The basic idea is that we add a new RTL optimization pass (or two) that assesses the usage of pseudo registers, and makes recommendations about what register class each should end up in, if there's a choice. These recommendations would then be used by later passes to get a better use of NEON. I might call this the "prealloc" pass, or something.
That sounds very much like the pre-reload that "new-ra" had at one point (http://gcc.gnu.org/viewcvs/branches/new-regalloc-branch/gcc/pre-reload.c). The problem with pre-reload for new-ra was that it was basically reload instead of something nicer and cleaner. It also only ran just before the register allocator, which is too late for the problem you are trying to solve.

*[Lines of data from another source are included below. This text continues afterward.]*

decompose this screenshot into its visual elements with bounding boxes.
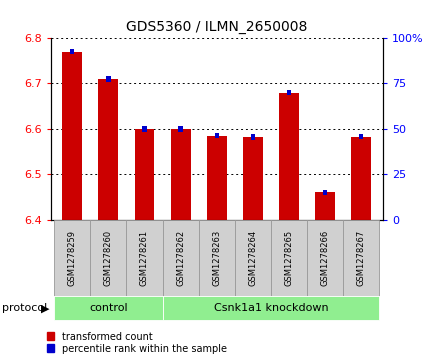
FancyBboxPatch shape <box>162 220 198 296</box>
Text: GSM1278267: GSM1278267 <box>357 230 366 286</box>
FancyBboxPatch shape <box>198 220 235 296</box>
Bar <box>279 93 299 220</box>
Text: GSM1278259: GSM1278259 <box>68 230 77 286</box>
FancyBboxPatch shape <box>162 297 379 320</box>
Bar <box>215 133 219 138</box>
Bar <box>315 192 335 220</box>
Text: GSM1278263: GSM1278263 <box>212 230 221 286</box>
Bar <box>106 76 110 82</box>
Text: GSM1278265: GSM1278265 <box>284 230 293 286</box>
FancyBboxPatch shape <box>343 220 379 296</box>
Title: GDS5360 / ILMN_2650008: GDS5360 / ILMN_2650008 <box>126 20 308 34</box>
Text: GSM1278266: GSM1278266 <box>320 230 330 286</box>
Text: GSM1278264: GSM1278264 <box>248 230 257 286</box>
Bar <box>323 190 327 195</box>
Text: protocol: protocol <box>2 303 48 313</box>
Text: GSM1278260: GSM1278260 <box>104 230 113 286</box>
Bar <box>251 134 255 140</box>
Bar <box>359 134 363 139</box>
Bar <box>243 137 263 220</box>
FancyBboxPatch shape <box>126 220 162 296</box>
Text: GSM1278262: GSM1278262 <box>176 230 185 286</box>
Bar <box>62 52 82 220</box>
Bar <box>351 136 371 220</box>
Bar <box>171 129 191 220</box>
Text: control: control <box>89 303 128 313</box>
Bar <box>287 90 291 95</box>
Text: GSM1278261: GSM1278261 <box>140 230 149 286</box>
Bar <box>135 129 154 220</box>
Bar <box>207 136 227 220</box>
FancyBboxPatch shape <box>54 297 162 320</box>
Legend: transformed count, percentile rank within the sample: transformed count, percentile rank withi… <box>47 331 227 354</box>
Bar <box>142 126 147 132</box>
FancyBboxPatch shape <box>235 220 271 296</box>
Text: ▶: ▶ <box>41 303 50 313</box>
Bar <box>179 126 183 132</box>
Bar <box>70 49 74 54</box>
FancyBboxPatch shape <box>90 220 126 296</box>
FancyBboxPatch shape <box>271 220 307 296</box>
Text: Csnk1a1 knockdown: Csnk1a1 knockdown <box>213 303 328 313</box>
Bar <box>99 79 118 220</box>
FancyBboxPatch shape <box>307 220 343 296</box>
FancyBboxPatch shape <box>54 220 90 296</box>
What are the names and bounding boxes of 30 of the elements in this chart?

Firstly, for each pseudo-register in a function, the pass would look at the insn constraints for each "def" and "use", and see how the registers relate to one another. This might determine things like "if rN is in class A, then rM must be also in class A".
At SUSE I tried to do this with the webizer pass (web.c). I wrote down the ideas we implemented at the time (see http://gcc.gnu.org/ml/gcc/2005-01/msg00179.html):
- web class, to replace regclass and choose register classes webs instead of pseudos. This also includes splitting webs if a register in a web really wants to be in two different classes to satisfy constraints in two different insns. Right now, as far as I understand, regclass just picks one and lets reload figure out how to fix up that mistake. - A semi-strict RTL mode. Right now there is just strict and non-strict. On the branch there is a semi-strict mode which is the same as strict RTL except that pseudo-registers are still allowed. - pre-reload (which is related to web class) to make sure as many insn constraints as possible are satisfied before the register allocator goes to work. Basically, after pre-reload the insns stream should be in semi-strict RTL form.
I used the webizer to unify defs and uses. I would split a web if it needed multiple register classes (I inserted a mov, without checking that a move existed from the source to the target register class), and I put pseudos r1 and r2 in the same register class if there was an insn (set (r1) (r2)) somewhere. The selection of the register classes had a cost function, but I used rtx_cost, which is not very effective, really. But I never took this experiment very far because for x86-64 the plan didn't work as well as I had hoped. I don't remember the details, but the biggest problem I had with the experimental implementation of these ideas (apart from lots of trouble with recog for semi-strict RTL) was that there is a bit of an ordering problem between combine on the one hand, and web-based register classes. If you assign classes too early and don't allow things to change, then combine fails too often. If you assign register classes after combine, you may not get the instructions selected the way you want them to be.
This was when GCC still had the old local-alloc.c and global.c allocators. Things may be different (better) with IRA and the upcoming LRA stuff.
If you plan to work on this, I would suggest you discuss the plan on the GCC mailing list also, with Jeff Law and Vladimir Makarov in CC because they are working on a reload rewrite (LRA).
Ciao! Steven